Turtle Island’s Voodoo Children. Photograph by Jay Blakesberg
In just two years, Jimi Hendrix recorded three studio albums that turned rock-and-roll on its ear and made an icon out of a man who was just in his mid-twenties. With 1967’s Are You Experienced and Axis: Bold as Love, Hendrix created the archetypal guitar god, in whose path every subsequent axe slinger would follow. And in 1968, he recorded what was meant to be his magnum opus but turned out to be his swan song. Though somewhat uneven, Electric Ladyland showcased the true breadth of Hendrix’s talents and gave his devotees a hint of what might have come, if not for the overdose that killed him in 1970.
Though Hendrix’s career and life were tragically short, his music still resonates 40 years after his death. This Friday’s concert at the Mansion at Strathmore featuring the Turtle Island String Quartet illustrates the true extent of Hendrix’s influence. The group is performing in support of its latest release, Have you Ever Been . . . ?, which puts many of Hendrix’s classic songs into an entirely new context.
The project is the brainchild of David Balakrishnan, Turtle Island’s founding member. “I actually got to see Hendrix play live in LA when I was 15,” says Balakrishnan. “He had a huge impact on me.”
Balakrishnan formed Turtle Island in 1985 as a vehicle for the music he was composing while in graduate school at Antioch University West. The current lineup consists of Balakrishnan and Mads Tolling on violin, Jeremy Kittel on viola, and Mark Summer on cello. As Hendrix did with rock music, Turtle Island has turned the notion of a classical string quartet on its ear. In 2007, the quartet reinterpreted saxophonist John Coltrane’s masterpiece A Love Supreme. The ensemble has also delved into Brazilian music and has collaborated with musicians as diverse as Latin jazz legend Paquito D’Rivera, the late Billy Taylor, and a host of others. Through all its success, Turtle Island has retained its basic aesthetic, which is to respect the foundational tenets of classical music while adding contemporary and spontaneous elements.

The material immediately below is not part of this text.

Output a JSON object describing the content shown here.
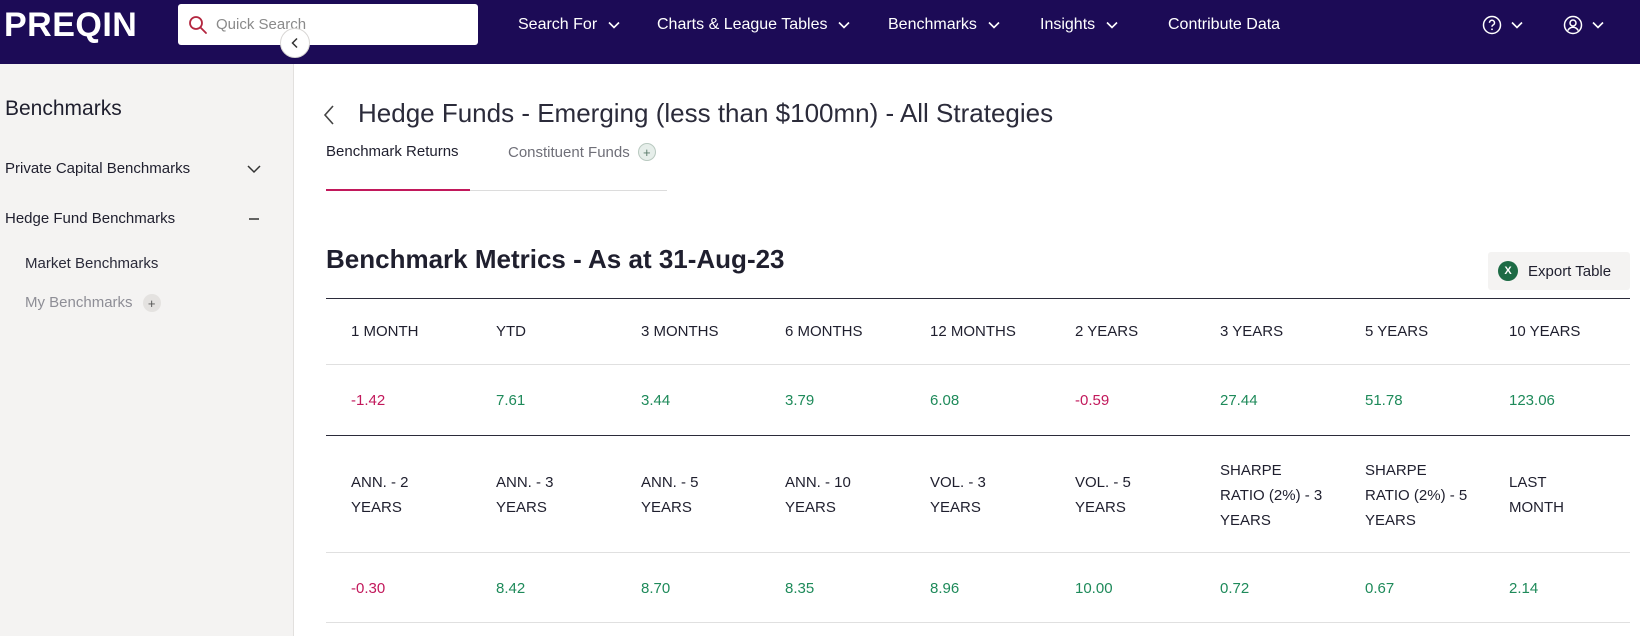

“From early on, I wanted to write string quartet music for people like me, who were trained in classical music but could also improvise,” Balakrishnan explains. “When you improvise, you’re actually using a different part of your brain.”
Electric Ladyland proved to be a good starting point for Turtle Island to explore Hendrix’s music, largely because of the way the album was recorded. His previous work was mostly based on the basic power trio format. On Ladyland, he began to utilize overdubbing to a greater extent, creating a layered and textured sound that translated well to a string quartet format. Turtle Island created arrangements of classic tracks like “All Along the Watchtower,” “Gypsy Eyes,” and “Voodoo Child (Slight Return).” In addition, the group covered earlier hits such as “Little Wing” and “Hey Joe.” Have you Ever Been . . . ? also features a four-part suite composed by Balakrishnan, which will be part of Friday’s program. Balakrishnan notes that creating original music is a central component to Turtle Island’s DNA, as much as bringing in nontraditional influence.
“Turtle Island started off and remains as a place to compose original music,” he says. “All the great composers listened to all of the music around them. What we do is just the next step.”
The Turtle Island String Quartet performs at 7:30 and 9:30 PM on Friday, November 18, at the Mansion at Strathmore. Tickets ($30) are available through Strathmore’s Web site.